Before adding the Retriever to your pipeline, let’s configure its parameters
from haystack.nodes.retriever.multimodal import MultiModalRetriever
retriever_text_to_image = MultiModalRetriever(
document_store=document_store,
query_embedding_model="sentence-transformers/clip-ViT-B-32",
query_type="text",
document_embedding_models={"image": "sentence-transformers/clip-ViT-B-32"},
)
# Now let's turn our images into embeddings and store them in the DocumentStore.
document_store.update_embeddings(retriever=retriever_text_to_image)
Your retriever is now ready for search!
Creating the MultiModal Search Pipeline
We are populating a pipeline with a MultiModalRetriever node. This search pipeline queries the image database with text and returns the most relevant images.
from haystack import Pipeline
pipeline = Pipeline()
pipeline.add_node(component=retriever_text_to_image, name="retriever_text_to_image", inputs=["Query"])
Now, you have a pipeline that uses the MultiModalRetriever and takes a text query as input. Let’s try it out.
Searching Through the Images
Use the pipeline run()
method to query the images in the DocumentStore. The query argument is where you type your text query. Additionally, you can set the number of images you want the MultiModalRetriever to return using the top-k
parameter.
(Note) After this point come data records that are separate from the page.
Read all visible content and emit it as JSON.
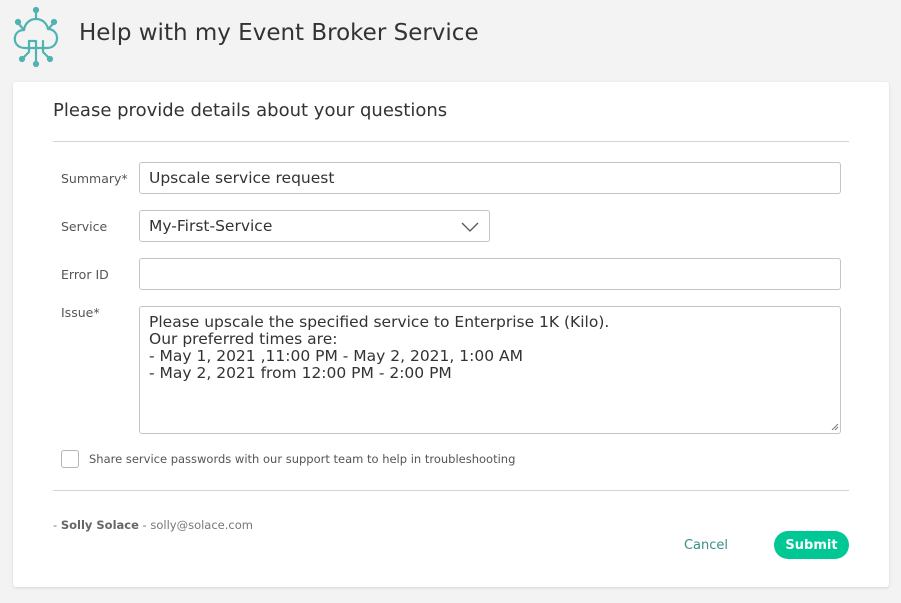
{
  "header": {
    "title": "Help with my Event Broker Service",
    "logo_icon": "cloud-network-icon",
    "logo_color": "#4fb3b1"
  },
  "form": {
    "heading": "Please provide details about your questions",
    "summary": {
      "label": "Summary*",
      "value": "Upscale service request"
    },
    "service": {
      "label": "Service",
      "value": "My-First-Service",
      "icon": "chevron-down-icon"
    },
    "error_id": {
      "label": "Error ID",
      "value": ""
    },
    "issue": {
      "label": "Issue*",
      "value": "Please upscale the specified service to Enterprise 1K (Kilo).\nOur preferred times are:\n- May 1, 2021 ,11:00 PM - May 2, 2021, 1:00 AM\n- May 2, 2021 from 12:00 PM - 2:00 PM"
    },
    "share_passwords": {
      "label": "Share service passwords with our support team to help in troubleshooting",
      "checked": false
    }
  },
  "footer": {
    "dash": "-",
    "user_name": "Solly Solace",
    "separator": "-",
    "user_email": "solly@solace.com",
    "cancel_label": "Cancel",
    "submit_label": "Submit"
  },
  "colors": {
    "accent": "#00c895",
    "link": "#3a8e87",
    "background": "#f3f3f3"
  }
}
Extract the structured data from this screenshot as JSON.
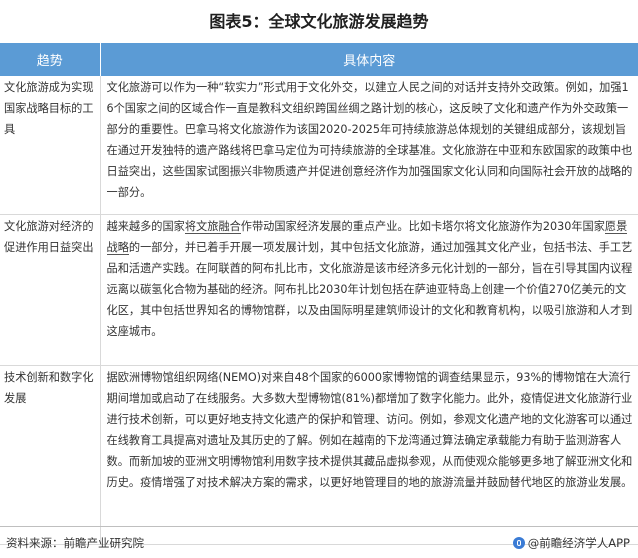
{
  "title": "图表5：全球文化旅游发展趋势",
  "table": {
    "headers": [
      "趋势",
      "具体内容"
    ],
    "rows": [
      {
        "trend": "文化旅游成为实现国家战略目标的工具",
        "content": "文化旅游可以作为一种“软实力”形式用于文化外交，以建立人民之间的对话并支持外交政策。例如，加强16个国家之间的区域合作一直是教科文组织跨国丝绸之路计划的核心，这反映了文化和遗产作为外交政策一部分的重要性。巴拿马将文化旅游作为该国2020-2025年可持续旅游总体规划的关键组成部分，该规划旨在通过开发独特的遗产路线将巴拿马定位为可持续旅游的全球基准。文化旅游在中亚和东欧国家的政策中也日益突出，这些国家试图振兴非物质遗产并促进创意经济作为加强国家文化认同和向国际社会开放的战略的一部分。"
      },
      {
        "trend": "文化旅游对经济的促进作用日益突出",
        "content_a": "越来越多的国家",
        "content_b": "将文旅融合",
        "content_c": "作带动国家经济发展的重点产业。比如卡塔尔将文化旅游作为2030年国家",
        "content_d": "愿景战略",
        "content_e": "的一部分，并已着手开展一项发展计划，其中包括文化旅游，通过加强其文化产业，包括书法、手工艺品和活遗产实践。在阿联酋的阿布扎比市，文化旅游是该市经济多元化计划的一部分，旨在引导其国内议程远离以碳氢化合物为基础的经济。阿布扎比2030年计划包括在萨迪亚特岛上创建一个价值270亿美元的文化区，其中包括世界知名的博物馆群，以及由国际明星建筑师设计的文化和教育机构，以吸引旅游和人才到这座城市。"
      },
      {
        "trend": "技术创新和数字化发展",
        "content": "据欧洲博物馆组织网络(NEMO)对来自48个国家的6000家博物馆的调查结果显示，93%的博物馆在大流行期间增加或启动了在线服务。大多数大型博物馆(81%)都增加了数字化能力。此外，疫情促进文化旅游行业进行技术创新，可以更好地支持文化遗产的保护和管理、访问。例如，参观文化遗产地的文化游客可以通过在线教育工具提高对遗址及其历史的了解。例如在越南的下龙湾通过算法确定承载能力有助于监测游客人数。而新加坡的亚洲文明博物馆利用数字技术提供其藏品虚拟参观，从而使观众能够更多地了解亚洲文化和历史。疫情增强了对技术解决方案的需求，以更好地管理目的地的旅游流量并鼓励替代地区的旅游业发展。"
      }
    ]
  },
  "footer": {
    "source": "资料来源：前瞻产业研究院",
    "brand": "@前瞻经济学人APP"
  }
}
To learn more about setting arguments, see
Pipeline Arguments.
results = pipeline.run(query="Animal that lives in the water", params={"retriever_text_to_image": {"top_k": 3}})
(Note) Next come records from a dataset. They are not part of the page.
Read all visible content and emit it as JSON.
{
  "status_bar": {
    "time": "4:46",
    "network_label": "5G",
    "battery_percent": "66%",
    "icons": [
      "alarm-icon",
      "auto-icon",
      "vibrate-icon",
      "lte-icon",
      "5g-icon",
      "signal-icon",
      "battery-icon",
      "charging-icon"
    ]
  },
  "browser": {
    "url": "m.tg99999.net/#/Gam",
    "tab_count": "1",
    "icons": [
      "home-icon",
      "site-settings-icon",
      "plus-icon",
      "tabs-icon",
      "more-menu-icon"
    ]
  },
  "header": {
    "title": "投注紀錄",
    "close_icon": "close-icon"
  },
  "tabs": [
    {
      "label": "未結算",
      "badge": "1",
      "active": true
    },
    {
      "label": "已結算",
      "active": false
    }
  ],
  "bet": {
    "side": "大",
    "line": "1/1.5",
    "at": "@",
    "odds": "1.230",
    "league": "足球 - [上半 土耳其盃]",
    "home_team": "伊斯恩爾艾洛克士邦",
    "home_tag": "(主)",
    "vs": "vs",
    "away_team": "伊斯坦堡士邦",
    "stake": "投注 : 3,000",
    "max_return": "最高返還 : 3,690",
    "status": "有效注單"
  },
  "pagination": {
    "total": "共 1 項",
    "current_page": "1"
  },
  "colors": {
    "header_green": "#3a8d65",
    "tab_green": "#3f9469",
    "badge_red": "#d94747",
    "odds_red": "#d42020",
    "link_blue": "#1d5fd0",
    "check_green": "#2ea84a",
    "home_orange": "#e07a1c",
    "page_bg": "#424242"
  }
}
# Sort the results based on the scores
results = sorted(results["documents"], key=lambda d: d.score, reverse=True)
for doc in results:
print(doc.score, doc.content)
Here are some more query strings you could try out:
- King of the Jungle
- Fastest animal
- Bird that can see clearly even in the dark
You can also easily vizualize these images together with their score using this code:
from io import BytesIO
from PIL import Image, ImageDraw, ImageOps
from IPython.display import display, Image as IPImage
def display_img_array(ima, score):
im = Image.open(ima)
img_with_border = ImageOps.expand(im, border=20, fill="white")
# Add Text to an image
img = ImageDraw.Draw(img_with_border)
img.text((20, 0), f"Score: {score}, Path: {ima}", fill=(0, 0, 0))
bio = BytesIO()
img_with_border.save(bio, format="png")
display(IPImage(bio.getvalue(), format="png"))
images_array = [doc.content for doc in results]
scores = [doc.score for doc in results]
for ima, score in zip(images_array, scores):
display_img_array(ima, score)
Congratulations! You’ve created a search system that returns images of animals in answer to a text query.